Regardless of its basis, the configuration of a flatter yield curve, a decline in previously hot commodity prices such as copper, plus a stronger dollar that followed the FOMC announcements and Powell’s postmeeting comments to the press, all point in a disinflationary direction.
They also suggest further pickup in volatility with the likely increase in the volume of Fedspeak among various central bank governors and district presidents in coming weeks. First among them was the ever-loquacious St. Louis Fed head James Bullard, who on Friday suggested the first rate hike could come as soon as next year, making him one of the seven FOMC dots expecting liftoff in 2022.
The consensus seems to be that Powell will unveil the Fed’s plans to slow its securities purchases at the annual big policy confab in late August at Jackson Hole, Wyo. For his part, Emanuel thinks the FOMC should announce something at its next meeting July 27-28. “If not now, when?” he asks.
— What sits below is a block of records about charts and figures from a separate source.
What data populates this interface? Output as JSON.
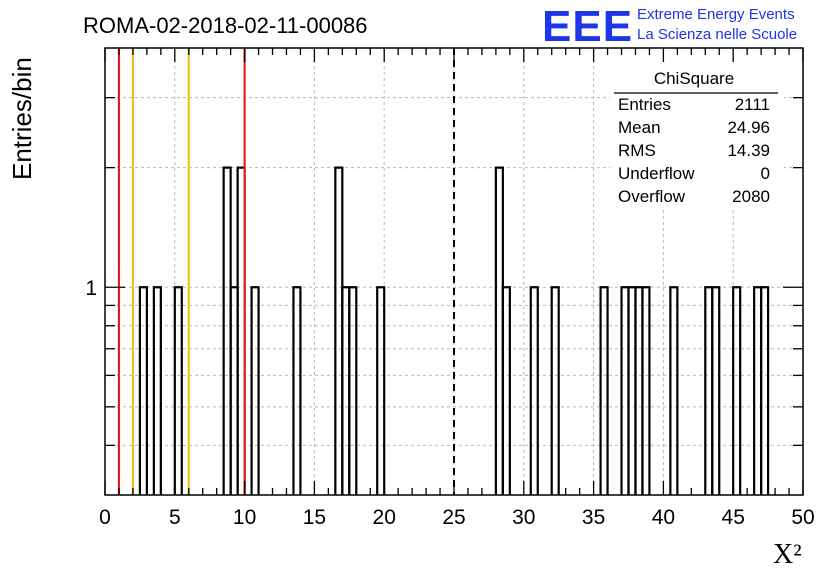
{
  "chart_data": {
    "type": "bar",
    "title": "ROMA-02-2018-02-11-00086",
    "xlabel": "X²",
    "ylabel": "Entries/bin",
    "xlim": [
      0,
      50
    ],
    "ylog": true,
    "ylim": [
      0.3,
      4
    ],
    "x_ticks": [
      "0",
      "5",
      "10",
      "15",
      "20",
      "25",
      "30",
      "35",
      "40",
      "45",
      "50"
    ],
    "y_ticks": [
      "1"
    ],
    "grid": true,
    "bin_width": 0.5,
    "bins": [
      {
        "x": 2.5,
        "count": 1
      },
      {
        "x": 3.5,
        "count": 1
      },
      {
        "x": 5.0,
        "count": 1
      },
      {
        "x": 8.5,
        "count": 2
      },
      {
        "x": 9.0,
        "count": 1
      },
      {
        "x": 9.5,
        "count": 2
      },
      {
        "x": 10.5,
        "count": 1
      },
      {
        "x": 13.5,
        "count": 1
      },
      {
        "x": 16.5,
        "count": 2
      },
      {
        "x": 17.0,
        "count": 1
      },
      {
        "x": 17.5,
        "count": 1
      },
      {
        "x": 19.5,
        "count": 1
      },
      {
        "x": 28.0,
        "count": 2
      },
      {
        "x": 28.5,
        "count": 1
      },
      {
        "x": 30.5,
        "count": 1
      },
      {
        "x": 32.0,
        "count": 1
      },
      {
        "x": 35.5,
        "count": 1
      },
      {
        "x": 37.0,
        "count": 1
      },
      {
        "x": 37.5,
        "count": 1
      },
      {
        "x": 38.0,
        "count": 1
      },
      {
        "x": 38.5,
        "count": 1
      },
      {
        "x": 40.5,
        "count": 1
      },
      {
        "x": 43.0,
        "count": 1
      },
      {
        "x": 43.5,
        "count": 1
      },
      {
        "x": 45.0,
        "count": 1
      },
      {
        "x": 46.5,
        "count": 1
      },
      {
        "x": 47.0,
        "count": 1
      }
    ],
    "vertical_lines": [
      {
        "x": 1,
        "color": "#e02020",
        "style": "solid"
      },
      {
        "x": 2,
        "color": "#f0c020",
        "style": "solid"
      },
      {
        "x": 6,
        "color": "#f0c020",
        "style": "solid"
      },
      {
        "x": 10,
        "color": "#e02020",
        "style": "solid"
      },
      {
        "x": 25,
        "color": "#000000",
        "style": "dashed"
      }
    ],
    "stats_box": {
      "title": "ChiSquare",
      "rows": [
        {
          "label": "Entries",
          "value": "2111"
        },
        {
          "label": "Mean",
          "value": "24.96"
        },
        {
          "label": "RMS",
          "value": "14.39"
        },
        {
          "label": "Underflow",
          "value": "0"
        },
        {
          "label": "Overflow",
          "value": "2080"
        }
      ]
    }
  },
  "logo": {
    "big": "EEE",
    "line1": "Extreme Energy Events",
    "line2": "La Scienza nelle Scuole",
    "color": "#1e35e8"
  }
}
In particular, the calls for the Fed to slow or even end its monthly purchases of $40 billion of mortgage securities have become more widespread. On that score, Bullard appeared to be in agreement. “I’m leaning a little bit toward the idea that maybe we don’t need to be in mortgage-backed securities with a booming housing market,” he said. “I would be a little bit concerned about feeding into the housing froth that seems to be developing.”
Even without the central bank reining in its bond buying—which pushed its balance sheet past the $8 trillion mark as of Wednesday, nearly double its prepandemic size—Lori Calvasina, RBC’s head of U.S. equity strategy, thinks the decline in the 10-year Treasury yield during the second quarter may be signaling a slowing in the economy. That thesis was proposed in this space a week ago.
The slippage in long Treasury yields could portend a slump in the widely watched ISM gauges, which she says may be associated with either a pause in the leadership in cyclical stocks or a pullback in the overall market. In that case, she suggests adding to classic defensive groups such as consumer staples, utilities, and healthcare to ride out a short-term pullback. Financials, energy, and materials, which had been leading the market, still make sense longer-term, while industrials lack appeal because of valuation, she adds.
Emanuel also prefers exposure to defensive groups such as healthcare, but because he looks for bond yields to resume their ascent, with the 10-year Treasury heading toward 2%, which would pose a headwind for equities. At the same time, he’d steer away from transports and high-multiple secular growth stocks, which are sensitive to higher yields.
And he’d play a rise in volatilities with options. In a client note, he recommended a straddle, simultaneously buying July 30 calls and puts on the S&P 500, a position that would pay off from big moves higher or lower but would lose the cost of premiums paid on those options if the market stays rangebound. If July brings fireworks beyond the Fourth, however, the bet would be a winner.